An error has led to HMRC overcharging UK pensioners. The number of those affected is thought to be 8.7million, with officials warning that people have paid an average of £5 more in tax than they needed to. This would mean as much as £43.5million would have been collected wrongly last year.
The government is aiming to roll out a fix later this summer. Bosses did not account for the yearly increase in the state pension under the triple lock. In 2025/26, the new pension was £230.25 a week, a rise from £221.20 in 2024/25.
Therefore, state pension income was registered at £9.05 higher than it should have been, meaning tax would increase by £1.81 for basic-rate tax payers, £3.62 for higher tax payers and £4 for additional rate taxpayers. The error impacted pensioners who pay income tax via self-assessment, as well as individuals who are still in employment who pay via pay as you earn (PAYE).
“We apologise to those affected by this error and are working at pace to fix the issue, although the impact is small with the difference in tax owed being around £5 in most cases,” an HMRC spokesperson said, according to The Independent.
Sir Mel Stride told The Sunday Times: “If HMRC have been charging millions of pensioners too much tax then questions need to be answered and the matter must be urgently put right.
“Ministers need to ascertain what has happened and what action is being taken to ensure these sorts of errors do not happen again.”

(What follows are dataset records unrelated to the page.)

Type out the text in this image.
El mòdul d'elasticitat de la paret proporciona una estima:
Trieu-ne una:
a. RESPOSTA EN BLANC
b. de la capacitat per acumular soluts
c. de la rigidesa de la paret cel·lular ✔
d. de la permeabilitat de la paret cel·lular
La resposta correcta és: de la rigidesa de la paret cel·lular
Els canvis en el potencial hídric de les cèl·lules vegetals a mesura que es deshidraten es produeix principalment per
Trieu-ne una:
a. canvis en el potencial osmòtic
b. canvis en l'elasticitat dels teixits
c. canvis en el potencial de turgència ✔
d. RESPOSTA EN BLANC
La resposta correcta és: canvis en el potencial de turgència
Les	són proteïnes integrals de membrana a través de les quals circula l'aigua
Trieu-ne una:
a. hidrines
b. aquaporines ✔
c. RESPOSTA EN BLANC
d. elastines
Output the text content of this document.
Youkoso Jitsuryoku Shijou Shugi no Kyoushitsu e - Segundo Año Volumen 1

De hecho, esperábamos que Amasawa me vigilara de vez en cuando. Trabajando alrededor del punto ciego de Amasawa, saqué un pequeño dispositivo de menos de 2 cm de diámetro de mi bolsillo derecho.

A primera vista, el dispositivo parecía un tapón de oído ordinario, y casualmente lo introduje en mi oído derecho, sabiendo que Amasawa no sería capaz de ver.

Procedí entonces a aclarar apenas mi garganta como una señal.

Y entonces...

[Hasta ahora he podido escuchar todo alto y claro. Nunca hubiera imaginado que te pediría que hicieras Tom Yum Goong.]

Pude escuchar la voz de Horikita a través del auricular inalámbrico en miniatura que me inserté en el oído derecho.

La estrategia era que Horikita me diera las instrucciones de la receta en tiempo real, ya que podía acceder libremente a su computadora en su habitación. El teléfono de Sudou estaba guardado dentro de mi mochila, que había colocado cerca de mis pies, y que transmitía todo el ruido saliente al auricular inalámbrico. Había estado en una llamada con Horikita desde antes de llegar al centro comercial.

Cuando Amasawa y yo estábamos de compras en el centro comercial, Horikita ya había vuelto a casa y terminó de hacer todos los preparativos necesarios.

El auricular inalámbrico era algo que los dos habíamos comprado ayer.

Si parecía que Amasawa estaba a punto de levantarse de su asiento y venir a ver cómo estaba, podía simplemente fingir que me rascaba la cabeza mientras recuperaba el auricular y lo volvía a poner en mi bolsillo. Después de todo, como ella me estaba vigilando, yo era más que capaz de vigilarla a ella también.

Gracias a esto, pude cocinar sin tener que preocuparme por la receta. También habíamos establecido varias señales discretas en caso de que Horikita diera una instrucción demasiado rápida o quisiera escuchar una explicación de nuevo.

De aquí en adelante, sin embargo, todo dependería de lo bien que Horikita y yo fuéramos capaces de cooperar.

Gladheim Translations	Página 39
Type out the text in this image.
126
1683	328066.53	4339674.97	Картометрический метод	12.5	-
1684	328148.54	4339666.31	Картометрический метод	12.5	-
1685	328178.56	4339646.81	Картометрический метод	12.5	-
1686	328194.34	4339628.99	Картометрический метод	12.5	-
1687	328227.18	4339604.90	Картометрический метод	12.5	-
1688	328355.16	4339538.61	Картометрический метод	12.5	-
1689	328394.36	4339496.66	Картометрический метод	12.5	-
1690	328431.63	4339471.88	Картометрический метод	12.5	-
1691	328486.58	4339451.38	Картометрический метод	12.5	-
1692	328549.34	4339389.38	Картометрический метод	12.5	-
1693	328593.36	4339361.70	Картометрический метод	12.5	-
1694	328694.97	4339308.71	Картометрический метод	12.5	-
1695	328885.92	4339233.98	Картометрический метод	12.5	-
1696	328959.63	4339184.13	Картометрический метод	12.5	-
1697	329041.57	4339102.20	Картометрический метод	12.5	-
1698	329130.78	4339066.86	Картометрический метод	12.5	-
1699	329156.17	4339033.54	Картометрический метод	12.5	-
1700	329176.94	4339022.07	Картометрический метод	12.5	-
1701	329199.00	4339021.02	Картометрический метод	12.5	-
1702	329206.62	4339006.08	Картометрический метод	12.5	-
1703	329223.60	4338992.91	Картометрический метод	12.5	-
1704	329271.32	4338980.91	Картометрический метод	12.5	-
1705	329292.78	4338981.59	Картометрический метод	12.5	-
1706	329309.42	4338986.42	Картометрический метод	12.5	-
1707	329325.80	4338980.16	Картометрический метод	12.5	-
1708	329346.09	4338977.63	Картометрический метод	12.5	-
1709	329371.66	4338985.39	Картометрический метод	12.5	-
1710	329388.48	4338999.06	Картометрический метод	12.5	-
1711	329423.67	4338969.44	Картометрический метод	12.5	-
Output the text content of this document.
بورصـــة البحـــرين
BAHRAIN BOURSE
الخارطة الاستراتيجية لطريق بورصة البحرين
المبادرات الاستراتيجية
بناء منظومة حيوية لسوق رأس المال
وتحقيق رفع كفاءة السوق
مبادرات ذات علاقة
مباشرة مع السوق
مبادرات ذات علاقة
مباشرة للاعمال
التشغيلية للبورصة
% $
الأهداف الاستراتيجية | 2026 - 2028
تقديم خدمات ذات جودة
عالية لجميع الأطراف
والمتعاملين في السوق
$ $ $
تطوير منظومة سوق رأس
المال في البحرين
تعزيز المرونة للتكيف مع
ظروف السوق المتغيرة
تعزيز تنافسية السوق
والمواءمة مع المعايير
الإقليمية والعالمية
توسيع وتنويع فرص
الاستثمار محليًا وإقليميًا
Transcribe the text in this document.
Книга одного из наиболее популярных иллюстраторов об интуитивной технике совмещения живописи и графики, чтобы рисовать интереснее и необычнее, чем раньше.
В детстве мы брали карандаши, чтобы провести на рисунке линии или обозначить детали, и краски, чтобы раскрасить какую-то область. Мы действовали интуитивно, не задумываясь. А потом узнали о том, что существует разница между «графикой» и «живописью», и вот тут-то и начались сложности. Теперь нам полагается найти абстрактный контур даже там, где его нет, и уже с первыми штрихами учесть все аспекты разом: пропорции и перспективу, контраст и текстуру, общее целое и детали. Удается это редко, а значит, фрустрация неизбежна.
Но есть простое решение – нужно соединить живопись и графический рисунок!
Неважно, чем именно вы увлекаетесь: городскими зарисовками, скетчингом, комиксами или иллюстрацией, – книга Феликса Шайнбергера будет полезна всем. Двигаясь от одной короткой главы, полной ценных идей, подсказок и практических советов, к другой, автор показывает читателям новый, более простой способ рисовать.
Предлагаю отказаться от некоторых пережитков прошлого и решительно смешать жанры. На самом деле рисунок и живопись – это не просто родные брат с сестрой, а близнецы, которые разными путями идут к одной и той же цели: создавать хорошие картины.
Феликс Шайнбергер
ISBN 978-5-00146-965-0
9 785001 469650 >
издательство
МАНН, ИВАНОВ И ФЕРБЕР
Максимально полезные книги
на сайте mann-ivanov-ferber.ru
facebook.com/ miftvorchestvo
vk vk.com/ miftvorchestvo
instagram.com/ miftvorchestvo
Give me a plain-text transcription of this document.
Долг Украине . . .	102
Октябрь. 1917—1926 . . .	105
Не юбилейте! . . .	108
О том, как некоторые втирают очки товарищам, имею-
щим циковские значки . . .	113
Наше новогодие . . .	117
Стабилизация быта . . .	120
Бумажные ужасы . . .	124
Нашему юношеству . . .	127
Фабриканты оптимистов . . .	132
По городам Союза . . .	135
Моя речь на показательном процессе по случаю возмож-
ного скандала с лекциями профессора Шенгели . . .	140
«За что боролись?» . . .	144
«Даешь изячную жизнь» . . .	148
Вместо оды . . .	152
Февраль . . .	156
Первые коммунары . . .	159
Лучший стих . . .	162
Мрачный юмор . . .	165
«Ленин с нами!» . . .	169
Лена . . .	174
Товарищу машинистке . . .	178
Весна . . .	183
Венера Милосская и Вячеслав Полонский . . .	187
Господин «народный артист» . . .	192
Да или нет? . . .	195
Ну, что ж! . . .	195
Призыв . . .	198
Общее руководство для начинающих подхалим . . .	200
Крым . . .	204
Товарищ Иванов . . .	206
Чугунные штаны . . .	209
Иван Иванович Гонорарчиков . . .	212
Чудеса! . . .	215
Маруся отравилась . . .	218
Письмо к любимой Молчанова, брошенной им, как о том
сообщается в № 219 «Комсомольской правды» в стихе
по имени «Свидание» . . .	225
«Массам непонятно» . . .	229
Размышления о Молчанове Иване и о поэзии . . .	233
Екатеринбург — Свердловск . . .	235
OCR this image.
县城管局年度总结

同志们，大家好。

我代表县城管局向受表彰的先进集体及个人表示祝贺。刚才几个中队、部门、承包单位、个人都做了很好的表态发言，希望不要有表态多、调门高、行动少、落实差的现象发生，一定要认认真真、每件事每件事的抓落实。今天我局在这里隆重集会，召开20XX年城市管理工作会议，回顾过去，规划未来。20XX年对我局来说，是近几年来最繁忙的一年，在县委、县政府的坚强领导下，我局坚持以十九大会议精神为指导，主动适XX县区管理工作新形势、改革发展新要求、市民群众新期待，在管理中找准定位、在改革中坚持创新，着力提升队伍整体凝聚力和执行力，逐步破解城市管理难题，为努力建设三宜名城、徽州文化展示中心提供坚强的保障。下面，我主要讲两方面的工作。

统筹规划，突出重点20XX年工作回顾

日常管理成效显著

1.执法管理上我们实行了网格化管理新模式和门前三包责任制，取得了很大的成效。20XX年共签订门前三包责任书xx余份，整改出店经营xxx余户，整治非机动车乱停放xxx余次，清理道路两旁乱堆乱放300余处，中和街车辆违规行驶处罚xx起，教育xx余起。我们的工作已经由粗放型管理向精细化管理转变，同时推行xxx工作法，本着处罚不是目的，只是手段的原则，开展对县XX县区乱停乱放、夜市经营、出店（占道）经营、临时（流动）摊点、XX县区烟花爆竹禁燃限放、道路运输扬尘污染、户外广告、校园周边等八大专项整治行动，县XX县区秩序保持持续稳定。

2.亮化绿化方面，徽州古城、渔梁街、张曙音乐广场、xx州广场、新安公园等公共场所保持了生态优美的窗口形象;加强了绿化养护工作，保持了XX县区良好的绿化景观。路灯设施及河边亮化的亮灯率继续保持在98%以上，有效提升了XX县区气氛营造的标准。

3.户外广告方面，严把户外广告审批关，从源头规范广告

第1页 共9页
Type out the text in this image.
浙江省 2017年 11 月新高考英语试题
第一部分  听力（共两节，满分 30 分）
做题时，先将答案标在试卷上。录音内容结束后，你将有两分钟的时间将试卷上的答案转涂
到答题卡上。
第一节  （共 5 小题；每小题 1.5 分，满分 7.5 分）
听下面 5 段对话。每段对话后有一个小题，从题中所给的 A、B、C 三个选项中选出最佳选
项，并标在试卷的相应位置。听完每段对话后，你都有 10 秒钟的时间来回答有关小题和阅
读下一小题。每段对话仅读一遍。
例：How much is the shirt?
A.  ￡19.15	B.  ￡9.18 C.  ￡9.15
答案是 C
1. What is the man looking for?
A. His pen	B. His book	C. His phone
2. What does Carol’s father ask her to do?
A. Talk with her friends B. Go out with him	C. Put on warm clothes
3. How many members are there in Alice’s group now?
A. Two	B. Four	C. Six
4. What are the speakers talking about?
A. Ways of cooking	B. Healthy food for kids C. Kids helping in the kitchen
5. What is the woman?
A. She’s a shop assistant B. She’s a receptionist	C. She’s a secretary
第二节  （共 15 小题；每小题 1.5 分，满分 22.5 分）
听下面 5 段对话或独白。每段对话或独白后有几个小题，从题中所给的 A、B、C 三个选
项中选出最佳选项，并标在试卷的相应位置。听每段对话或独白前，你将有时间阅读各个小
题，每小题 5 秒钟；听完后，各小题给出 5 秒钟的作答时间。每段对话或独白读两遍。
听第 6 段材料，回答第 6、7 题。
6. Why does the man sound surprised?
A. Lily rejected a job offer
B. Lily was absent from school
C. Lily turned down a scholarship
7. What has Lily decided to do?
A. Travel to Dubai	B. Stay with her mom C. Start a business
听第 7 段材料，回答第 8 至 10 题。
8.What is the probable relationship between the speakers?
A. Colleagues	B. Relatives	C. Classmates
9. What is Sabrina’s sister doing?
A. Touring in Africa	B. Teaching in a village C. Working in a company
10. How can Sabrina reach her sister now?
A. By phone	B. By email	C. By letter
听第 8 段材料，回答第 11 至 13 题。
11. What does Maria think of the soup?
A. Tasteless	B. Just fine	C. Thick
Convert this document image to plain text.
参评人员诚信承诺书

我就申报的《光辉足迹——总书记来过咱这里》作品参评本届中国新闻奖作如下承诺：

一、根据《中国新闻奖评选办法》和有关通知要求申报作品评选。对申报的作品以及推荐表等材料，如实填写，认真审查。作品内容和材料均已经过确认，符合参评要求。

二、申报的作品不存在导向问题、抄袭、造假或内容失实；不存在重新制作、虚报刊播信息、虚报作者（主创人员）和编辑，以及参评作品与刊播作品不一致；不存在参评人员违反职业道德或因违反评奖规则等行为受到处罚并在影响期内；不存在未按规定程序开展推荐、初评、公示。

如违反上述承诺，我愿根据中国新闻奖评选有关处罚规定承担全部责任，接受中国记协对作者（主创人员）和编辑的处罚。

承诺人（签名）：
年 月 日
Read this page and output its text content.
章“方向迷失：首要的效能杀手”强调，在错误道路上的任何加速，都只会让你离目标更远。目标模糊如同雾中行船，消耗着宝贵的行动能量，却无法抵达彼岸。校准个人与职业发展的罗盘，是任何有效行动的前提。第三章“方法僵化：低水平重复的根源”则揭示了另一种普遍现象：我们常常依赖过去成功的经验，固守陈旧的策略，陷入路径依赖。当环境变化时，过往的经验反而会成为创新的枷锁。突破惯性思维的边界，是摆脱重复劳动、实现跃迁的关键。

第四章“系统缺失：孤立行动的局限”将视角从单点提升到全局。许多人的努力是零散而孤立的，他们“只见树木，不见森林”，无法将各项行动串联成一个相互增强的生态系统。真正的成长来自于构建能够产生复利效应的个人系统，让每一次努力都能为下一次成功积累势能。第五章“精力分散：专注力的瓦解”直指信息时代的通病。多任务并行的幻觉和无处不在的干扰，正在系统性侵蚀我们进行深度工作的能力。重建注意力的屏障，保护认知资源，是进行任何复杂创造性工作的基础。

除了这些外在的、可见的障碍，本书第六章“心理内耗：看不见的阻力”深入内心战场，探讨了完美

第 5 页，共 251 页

Government guidance reads: “If you go over your Personal Allowance and you have tax to pay, HMRC will send you a Simple Assessment tax bill.
“This will tell you how much you owe and how to pay it.
“After your first year of getting the State Pension, you’ll pay tax based on 52 weeks of payments each year.
“If your income is below your Personal Allowance, you usually will not need to pay tax.”
It added: “Your employer will usually take any tax you owe off your earnings, including any tax you owe on your pension.
“If you’re self-employed you must fill in a Self Assessment tax return at the end of the tax year. You must declare your overall income, including the State Pension and money from private pensions, for example your workplace pension.”
As regards other income, Brits must let HMRC know about any income they receive that is not from an employer or a pension. The government says: “You might have to fill in a Self Assessment tax return to report this.
“If you owe any tax on investment income, HMRC will send you a calculation telling you how much you owe and how to pay it.”